Validating coordinates with debug-point
Before clicking, you can validate where the click would land:
usecomputer debug-point -x 400 -y 220 --coord-map "0,0,1600,900,1568,882"
This captures a screenshot and draws a red marker at the mapped coordinate.
Send the output image back to the model so it can see if the target is
correct and adjust if needed.
Quick examples
usecomputer screenshot ./tmp/screen.png --json
usecomputer screenshot ./tmp/screen.png --display 1 --json
usecomputer click -x 600 -y 400 --coord-map "0,0,1600,900,1568,882"
usecomputer click -x 600 -y 400 --button right --coord-map "..."
usecomputer click -x 600 -y 400 --count 2 --coord-map "..."
usecomputer click -x 600 -y 400 --modifier option --coord-map "..."
usecomputer click -x 600 -y 400 --modifier cmd --modifier shift --coord-map "..."
usecomputer type "hello from usecomputer"
cat ./notes.txt | usecomputer type --stdin --chunk-size 4000 --chunk-delay 15
usecomputer press "enter"
usecomputer press "cmd+s"
usecomputer press "cmd+shift+p"
usecomputer press "down" --count 10 --delay 30
usecomputer scroll down 5
usecomputer scroll up 3
usecomputer scroll down 5 --at "400,300"
usecomputer drag 100,200 500,600
usecomputer drag 100,200 500,600 300,50
usecomputer drag 100,200 500,600 --coord-map "..."
usecomputer mouse position --json
usecomputer display list --json
usecomputer window list --json
usecomputer desktop list --windows --json
System prompt tips for accurate clicking
When using GPT-5.4 or Claude for computer use, keep the system prompt short
and task-focused. Verbose system prompts reduce click accuracy.
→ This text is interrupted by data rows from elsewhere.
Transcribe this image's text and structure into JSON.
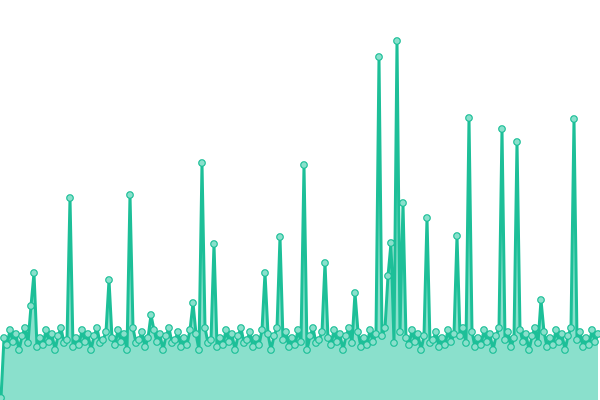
{
  "chart_data": {
    "type": "area",
    "title": "",
    "xlabel": "",
    "ylabel": "",
    "markers": true,
    "grid": false,
    "axes_visible": false,
    "ylim": [
      0,
      400
    ],
    "colors": {
      "line": "#1dbf98",
      "fill": "#8ae0cc",
      "marker_fill": "#8ae0cc",
      "marker_stroke": "#1dbf98"
    },
    "values": [
      2,
      62,
      55,
      70,
      58,
      66,
      50,
      64,
      72,
      57,
      94,
      127,
      53,
      62,
      55,
      70,
      58,
      66,
      50,
      64,
      72,
      57,
      60,
      202,
      53,
      62,
      55,
      70,
      58,
      66,
      50,
      64,
      72,
      57,
      60,
      68,
      120,
      62,
      55,
      70,
      58,
      66,
      50,
      205,
      72,
      57,
      60,
      68,
      53,
      62,
      85,
      70,
      58,
      66,
      50,
      64,
      72,
      57,
      60,
      68,
      53,
      62,
      55,
      70,
      97,
      66,
      50,
      237,
      72,
      57,
      60,
      156,
      53,
      62,
      55,
      70,
      58,
      66,
      50,
      64,
      72,
      57,
      60,
      68,
      53,
      62,
      55,
      70,
      127,
      66,
      50,
      64,
      72,
      163,
      60,
      68,
      53,
      62,
      55,
      70,
      58,
      235,
      50,
      64,
      72,
      57,
      60,
      68,
      137,
      62,
      55,
      70,
      58,
      66,
      50,
      64,
      72,
      57,
      107,
      68,
      53,
      62,
      55,
      70,
      58,
      66,
      343,
      64,
      72,
      124,
      157,
      57,
      359,
      68,
      197,
      62,
      55,
      70,
      58,
      66,
      50,
      64,
      182,
      57,
      60,
      68,
      53,
      62,
      55,
      70,
      58,
      66,
      164,
      64,
      72,
      57,
      282,
      68,
      53,
      62,
      55,
      70,
      58,
      66,
      50,
      64,
      72,
      271,
      60,
      68,
      53,
      62,
      258,
      70,
      58,
      66,
      50,
      64,
      72,
      57,
      100,
      68,
      53,
      62,
      55,
      70,
      58,
      66,
      50,
      64,
      72,
      281,
      60,
      68,
      53,
      62,
      55,
      70,
      58,
      66
    ]
  }
}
GPT-5.4: Use detail: "original" on screenshot inputs. This is the
single most important setting for click accuracy. Avoid detail: "high" or
detail: "low".
Claude: Use the computer_20251124 tool type with display_width_px and
display_height_px matching the screenshot dimensions from the coord-map
output.
General rules:
- Take a fresh screenshot after every action
- Always pass the coord-map from the screenshot the model analyzed
- If clicks land in wrong spots, use
debug-point to diagnose
- If the model returns coordinates outside screenshot dimensions, re-send
the screenshot and remind it of the image size
Troubleshooting
-
Clicks land in wrong position — you probably forgot --coord-map,
or you are passing a coord-map from a different screenshot than the one
the model analyzed. Always use the coord-map from the most recent screenshot.
-
Retina displays — usecomputer handles scaling internally via
coord-map. Do not try to manually account for display scaling.
-
Stale screenshots — the most common source of bugs. Always take a
fresh screenshot after each action. The UI changes constantly.
-
Permission errors on macOS — enable Accessibility permission for
your terminal app in System Settings > Privacy & Security > Accessibility.
-
X11 errors on Linux — ensure DISPLAY is set. For XWayland, screenshot
falls back to XGetImage automatically if XShm fails.